On Monday, Delhi High Court directed Tihar Jail authorities to keep in “abeyance” the practice of deducting 25% salary of prisoners for a fund created in August 2006 for the welfare of victims of their crimes or their legal heirs (The Indian Express, December 4).
Convicted prisoners get paid for doing work inside the jail, which can be voluntarily or part of their punishment. These wages are fixed on the basis of their classification — skilled, semi-skilled and unskilled — and the rate are revised periodically.
Remuneration and wages differ from one state to another. As per 2015 prison statistics released by the National Crime Records Bureau (NCRB) in 2017, Puducherry provided the highest wages — Rs 180, Rs 160 and Rs 150 per day to skilled convicts, semi-skilled convicts and unskilled convicts respectively. This was followed by Delhi’s Tihar, which gave Rs 171, Rs 138 and Rs 107 respectively. Next were Bihar (Rs 156, Rs 112, Rs 103) and Rajasthan (Rs 150, nil and Rs 130).
At the lower end are Manipur and Mizoram, which paid convicts as little as Rs 12 to Rs 15 per day. West Bengal paid Rs 35 (skilled convicts), Rs 30 (semi-skilled) and Rs 26 (unskilled), while Chhattisgarh paid Rs 30 (skilled) and Rs 26 (unskilled), which was about half as much as the wages paid by Madhya Pradesh at Rs 55 (skilled) and Rs 50 (unskilled).
In 1998, the Supreme Court asked all states to devise a mechanism so that victims of the offence could be compensated (State of Gujarat & Anr vs Gujarat High Court). Prisons in various states made their own rules, with the amount of compensation varying from state to state. Then in 2008, the CrPC was amended with a new Section, 357A, which stipulated that every state should prepare a scheme for compensating crime victims and their dependents.
In the case in Delhi High Court, petitioner Katyayini argued that the Delhi government had made separate provisions for compensation after both the Supreme Court order as well as the CrPC amendment. After the 1998 order, Delhi Prisons Rules were amended in 2006 with Rule 39A allowing for 25% of prisoners’ wages to be deducted and deposited in a Victim Welfare Fund.

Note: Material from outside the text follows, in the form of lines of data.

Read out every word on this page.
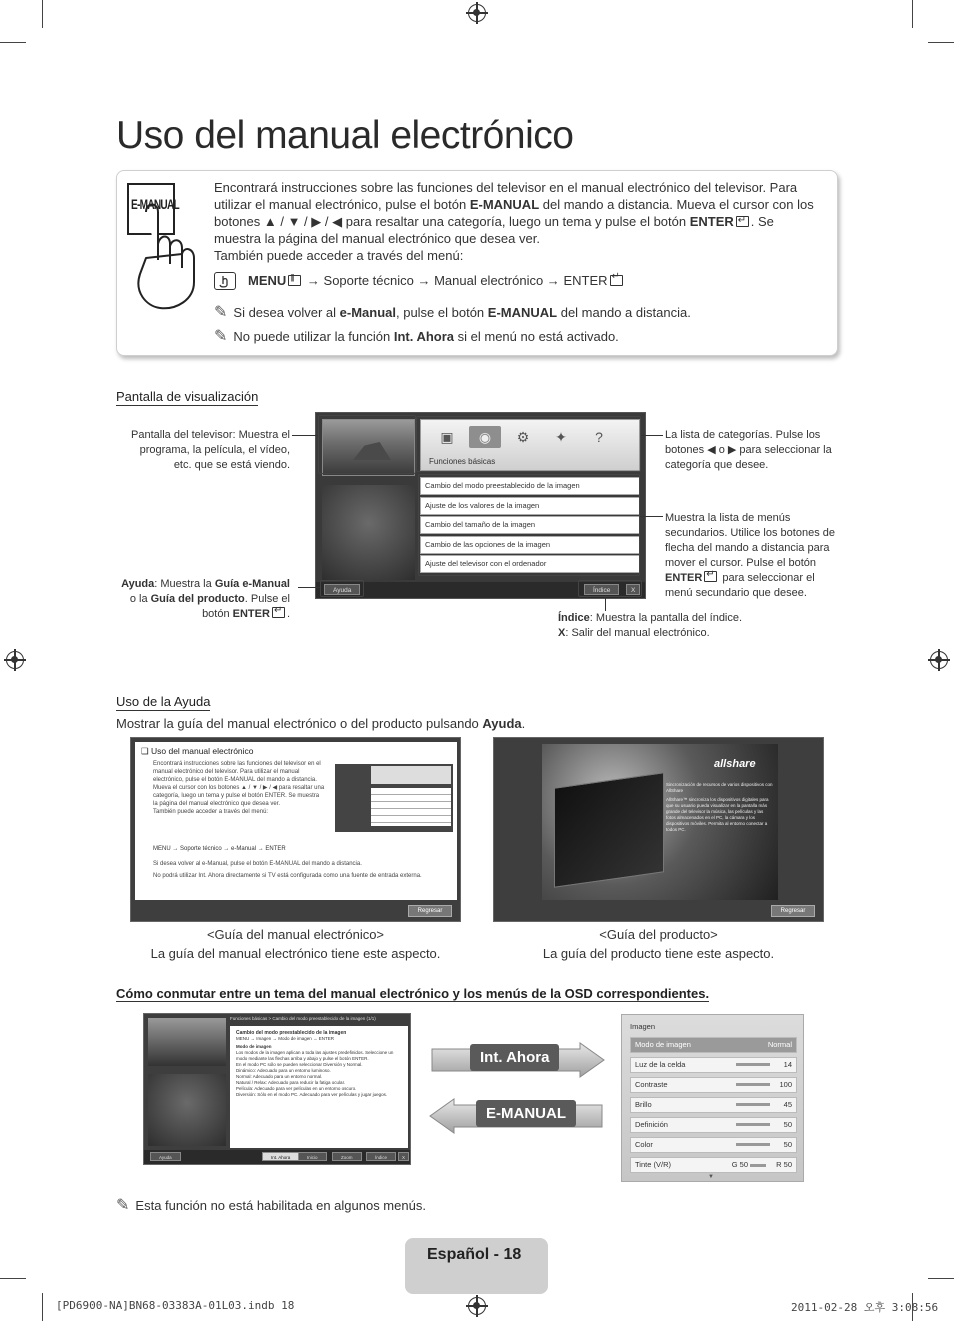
Uso del manual electrónico
E-MANUAL
Encontrará instrucciones sobre las funciones del televisor en el manual electrónico del televisor. Para utilizar el manual electrónico, pulse el botón E-MANUAL del mando a distancia. Mueva el cursor con los botones ▲ / ▼ / ▶ / ◀ para resaltar una categoría, luego un tema y pulse el botón ENTER ↵ . Se muestra la página del manual electrónico que desea ver.
También puede acceder a través del menú:
MENU ||| → Soporte técnico → Manual electrónico → ENTER↵
✎ Si desea volver al e-Manual, pulse el botón E-MANUAL del mando a distancia.
✎ No puede utilizar la función Int. Ahora si el menú no está activado.
Pantalla de visualización
Pantalla del televisor: Muestra el programa, la película, el vídeo, etc. que se está viendo.
Ayuda: Muestra la Guía e-Manual o la Guía del producto. Pulse el botón ENTER ↵ .
▣	◉	⚙	✦	?
Funciones básicas
Cambio del modo preestablecido de la imagen
Ajuste de los valores de la imagen
Cambio del tamaño de la imagen
Cambio de las opciones de la imagen
Ajuste del televisor con el ordenador
Ayuda	Índice	X
La lista de categorías. Pulse los botones ◀ o ▶ para seleccionar la categoría que desee.
Muestra la lista de menús secundarios. Utilice los botones de flecha del mando a distancia para mover el cursor. Pulse el botón ENTER↵ para seleccionar el menú secundario que desee.
Índice: Muestra la pantalla del índice.
X: Salir del manual electrónico.
Uso de la Ayuda
Mostrar la guía del manual electrónico o del producto pulsando Ayuda.
❑ Uso del manual electrónico
Encontrará instrucciones sobre las funciones del televisor en el manual electrónico del televisor. Para utilizar el manual electrónico, pulse el botón E-MANUAL del mando a distancia. Mueva el cursor con los botones ▲ / ▼ / ▶ / ◀ para resaltar una categoría, luego un tema y pulse el botón ENTER. Se muestra la página del manual electrónico que desea ver.
También puede acceder a través del menú:
MENU → Soporte técnico → e-Manual → ENTER
Si desea volver al e-Manual, pulse el botón E-MANUAL del mando a distancia.
No podrá utilizar Int. Ahora directamente si TV está configurada como una fuente de entrada externa.
Regresar
allshare
Sincronización de recursos de varios dispositivos con AllShare
AllShare™ sincroniza los dispositivos digitales para que su usuario pueda visualizar en la pantalla más grande del televisor la música, las películas y las fotos almacenados en el PC, la cámara y los dispositivos móviles. Permita al entorno conectar a todos PC.
Regresar
<Guía del manual electrónico>
La guía del manual electrónico tiene este aspecto.
<Guía del producto>
La guía del producto tiene este aspecto.
Cómo conmutar entre un tema del manual electrónico y los menús de la OSD correspondientes.
Funciones básicas > Cambio del modo preestablecido de la imagen (1/1)
Cambio del modo preestablecido de la imagen
MENU → Imagen → Modo de imagen → ENTER
Modo de imagen
Los modos de la imagen aplican a toda las ajustes predefinidos. Seleccione un modo mediante las flechas arriba y abajo y pulse el botón ENTER.
En el modo PC sólo se pueden seleccionar Diversión y Normal.
Dinámico: Adecuado para un entorno luminoso.
Normal: Adecuado para un entorno normal.
Natural / Relax: Adecuado para reducir la fatiga ocular.
Película: Adecuado para ver películas en un entorno oscuro.
Diversión: Sólo en el modo PC. Adecuado para ver películas y jugar juegos.
Ayuda	Int. Ahora	Inicio	Zoom	Índice	X
Int. Ahora
E-MANUAL
Imagen
Modo de imagen	Normal
Luz de la celda	14
Contraste	100
Brillo	45
Definición	50
Color	50
Tinte (V/R)	G 50	R 50
▼
✎ Esta función no está habilitada en algunos menús.
Español - 18
[PD6900-NA]BN68-03383A-01L03.indb 18	2011-02-28 오후 3:08:56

The government told the court that over Rs 15 crore, collected since 2006 from wages of prisoners for the fund, has been lying unutilised.
Then after the CrPC amendment, the state government notified the Delhi Victims’ Compensation Scheme in 2011, replaced with the Delhi Victims’ Compensation Scheme, 2015. In view of the later scheme, the petitioners argued, the significance of deducting wages for compensation was lost.